There are two breeds of alpaca, the huacaya (pronounced wuh-kai-ya) and the suri. Huacaya have a shorter, dense, crimpy fleece whereas suri have longer, lustrous locks without crimp. Although there are more huacaya breeders in the UK (the fleece from huacaya alpacas is easier to process), suris are becoming increasingly popular.
Alpacas live for 15-20 years and they grow to 1 - 1.5m in height.
They nearly always only have one baby ("cria") per year, and have a gestation period of around 11 1/2 months.
Compared to other livestock, alpacas are relatively low maintenance. They make fabulous pets and can be easily halter trained. However their feisty attitudes towards animal intruders mean they can also act as fox or livestock guards if necessary.
They do not have hooves like sheep or cows, instead having padded toes. This means they are very gentle on pasture.
They are curious and intelligent animals, each having a distinct personality and role within the herd. Many people love to watch their graceful movement and they are truly beautiful animals.
As herd animals they like to be kept in groups of a minimum of 3.
Housing and Feeding
Alpacas can be kept at a stocking rate of 5-6 per acre on pasture.
They are browsers and will happily strip trees and bushes. They are subsistence animals and do not require the huge amounts of lush green grass that is often available to them in the UK. Dry matter in the form of hay should be made available all year round regardless of the amount of grass available in order to keep their gut in good working order.
A supplement of certain vitamins and minerals should be provided. These minerals are not generally available in British soil in the quantities that alpacas require. We provide them with Camelibre.

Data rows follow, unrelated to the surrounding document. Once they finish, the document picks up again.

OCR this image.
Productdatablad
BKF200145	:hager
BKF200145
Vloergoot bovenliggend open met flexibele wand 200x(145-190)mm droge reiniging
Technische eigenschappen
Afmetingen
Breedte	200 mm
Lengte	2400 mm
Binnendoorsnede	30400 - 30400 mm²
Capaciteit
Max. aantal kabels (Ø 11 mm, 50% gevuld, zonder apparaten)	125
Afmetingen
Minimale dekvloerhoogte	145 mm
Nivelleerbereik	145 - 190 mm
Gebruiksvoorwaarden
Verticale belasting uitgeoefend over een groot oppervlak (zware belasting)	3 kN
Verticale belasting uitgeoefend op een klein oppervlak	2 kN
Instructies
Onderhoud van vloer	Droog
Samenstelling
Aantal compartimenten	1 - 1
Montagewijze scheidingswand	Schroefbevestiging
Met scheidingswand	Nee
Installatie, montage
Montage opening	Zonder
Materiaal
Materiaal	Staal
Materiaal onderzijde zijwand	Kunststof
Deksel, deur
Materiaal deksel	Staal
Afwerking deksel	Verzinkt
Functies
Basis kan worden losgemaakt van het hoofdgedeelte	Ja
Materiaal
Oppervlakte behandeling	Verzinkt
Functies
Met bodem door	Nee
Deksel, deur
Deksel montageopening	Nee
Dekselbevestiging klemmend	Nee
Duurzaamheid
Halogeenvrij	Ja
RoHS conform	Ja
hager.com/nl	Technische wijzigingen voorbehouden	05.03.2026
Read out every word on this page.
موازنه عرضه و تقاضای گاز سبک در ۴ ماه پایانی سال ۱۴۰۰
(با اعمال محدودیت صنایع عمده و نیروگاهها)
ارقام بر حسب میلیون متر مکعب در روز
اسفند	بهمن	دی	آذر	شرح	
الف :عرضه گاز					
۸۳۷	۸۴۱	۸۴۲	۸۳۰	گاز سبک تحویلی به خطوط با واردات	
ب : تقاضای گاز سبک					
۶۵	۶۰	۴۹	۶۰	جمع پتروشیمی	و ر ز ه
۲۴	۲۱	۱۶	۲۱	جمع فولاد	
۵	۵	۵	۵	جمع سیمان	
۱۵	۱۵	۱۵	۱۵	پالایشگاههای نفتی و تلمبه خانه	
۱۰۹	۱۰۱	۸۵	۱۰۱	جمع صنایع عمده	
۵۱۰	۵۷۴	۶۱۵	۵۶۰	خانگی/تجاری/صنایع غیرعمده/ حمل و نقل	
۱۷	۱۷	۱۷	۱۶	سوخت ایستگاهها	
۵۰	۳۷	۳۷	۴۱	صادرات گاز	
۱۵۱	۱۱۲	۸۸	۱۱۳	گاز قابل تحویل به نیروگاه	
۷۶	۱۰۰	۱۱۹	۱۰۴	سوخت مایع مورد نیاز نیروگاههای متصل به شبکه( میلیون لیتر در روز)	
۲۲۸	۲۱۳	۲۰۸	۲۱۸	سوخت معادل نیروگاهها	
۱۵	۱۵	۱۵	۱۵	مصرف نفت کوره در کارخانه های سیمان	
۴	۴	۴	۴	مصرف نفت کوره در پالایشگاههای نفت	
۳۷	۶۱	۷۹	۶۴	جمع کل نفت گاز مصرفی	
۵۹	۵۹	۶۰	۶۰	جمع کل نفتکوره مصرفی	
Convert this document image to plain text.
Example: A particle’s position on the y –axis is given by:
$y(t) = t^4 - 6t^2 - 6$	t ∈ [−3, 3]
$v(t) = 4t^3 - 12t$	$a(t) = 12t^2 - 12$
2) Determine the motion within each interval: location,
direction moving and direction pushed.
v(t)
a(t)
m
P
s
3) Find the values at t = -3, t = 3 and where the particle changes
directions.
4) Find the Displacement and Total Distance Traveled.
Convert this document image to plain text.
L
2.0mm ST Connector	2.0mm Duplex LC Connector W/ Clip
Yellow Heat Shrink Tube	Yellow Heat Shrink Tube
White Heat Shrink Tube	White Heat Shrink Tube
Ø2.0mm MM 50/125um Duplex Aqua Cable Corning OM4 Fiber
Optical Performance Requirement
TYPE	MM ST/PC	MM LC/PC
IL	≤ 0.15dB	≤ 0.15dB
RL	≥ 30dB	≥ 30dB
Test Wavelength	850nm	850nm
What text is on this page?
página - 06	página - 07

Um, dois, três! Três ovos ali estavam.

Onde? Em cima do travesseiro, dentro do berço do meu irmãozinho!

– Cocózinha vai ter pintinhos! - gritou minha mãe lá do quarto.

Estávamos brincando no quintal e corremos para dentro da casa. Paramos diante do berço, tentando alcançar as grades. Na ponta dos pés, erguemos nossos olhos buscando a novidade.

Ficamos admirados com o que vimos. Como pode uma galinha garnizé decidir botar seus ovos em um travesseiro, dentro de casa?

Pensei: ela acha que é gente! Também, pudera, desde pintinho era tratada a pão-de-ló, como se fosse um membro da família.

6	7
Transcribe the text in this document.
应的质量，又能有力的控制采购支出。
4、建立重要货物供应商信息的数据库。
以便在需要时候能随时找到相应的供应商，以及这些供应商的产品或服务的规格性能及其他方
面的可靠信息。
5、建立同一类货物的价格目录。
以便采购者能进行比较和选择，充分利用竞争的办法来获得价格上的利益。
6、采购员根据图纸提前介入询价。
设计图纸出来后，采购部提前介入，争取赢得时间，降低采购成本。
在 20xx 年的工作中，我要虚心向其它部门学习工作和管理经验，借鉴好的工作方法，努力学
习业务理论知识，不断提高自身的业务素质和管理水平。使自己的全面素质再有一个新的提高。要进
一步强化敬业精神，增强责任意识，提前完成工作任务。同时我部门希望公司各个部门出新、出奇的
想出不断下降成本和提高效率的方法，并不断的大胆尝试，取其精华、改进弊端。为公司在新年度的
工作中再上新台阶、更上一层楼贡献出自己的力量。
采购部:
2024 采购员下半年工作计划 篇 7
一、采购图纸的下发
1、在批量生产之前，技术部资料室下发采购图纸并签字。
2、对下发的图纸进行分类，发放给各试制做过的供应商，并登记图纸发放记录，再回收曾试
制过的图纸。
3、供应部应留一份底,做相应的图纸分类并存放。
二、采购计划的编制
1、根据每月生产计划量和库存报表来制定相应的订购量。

and have noticed an improvement in skin conditions (generally caused by mites) when using this supplement. We also use Fibregest.
to provide extra energy for our pregnant females and youngstock. We avoid giving supplements containing grains as they are reportedly not suited to the alpaca digestive system.
Alpacas do not need to be barned in winter and cope well with the cold. In fact, they require all the sunlight they can get during the winter months (in South America they get around 12 hours of daylight all year round). In order to compensate for reduced daylight hours a supplement of vitamins A, D & E should be provided between September and March. However, alpacas do need some form of shelter in sun or in wind and rain. This can be as simple as a tree or high hedge although we find that 3 sided shelters work very well.
Alpacas need to be given a regular vaccination to guard against clostridial disease (we use Lambivac every 6 months).
They also need to be monitored and treated for internal and external parasites. Alpacas are not susceptible to fly strike or foot rot, however they are susceptible to mange mites. Skin problems caused by mites can be managed and/or resolved routinely. We do not use any preventative treatments for external parasites, except perhaps the occasional squirt of fly spray.
Their toenails need clipping every couple of months or so, but this is usually a simple procedure.
Huacayas need to be shorn once a year in spring by a specialist alpaca shearer
Breeding alpacas can be extremely rewarding, although you are in for a long wait as their gestation period is around 11 1/2 months. Alpacas give birth in the morning and tend to be easy birthers. They are induced ovulators and so can be bred at any time.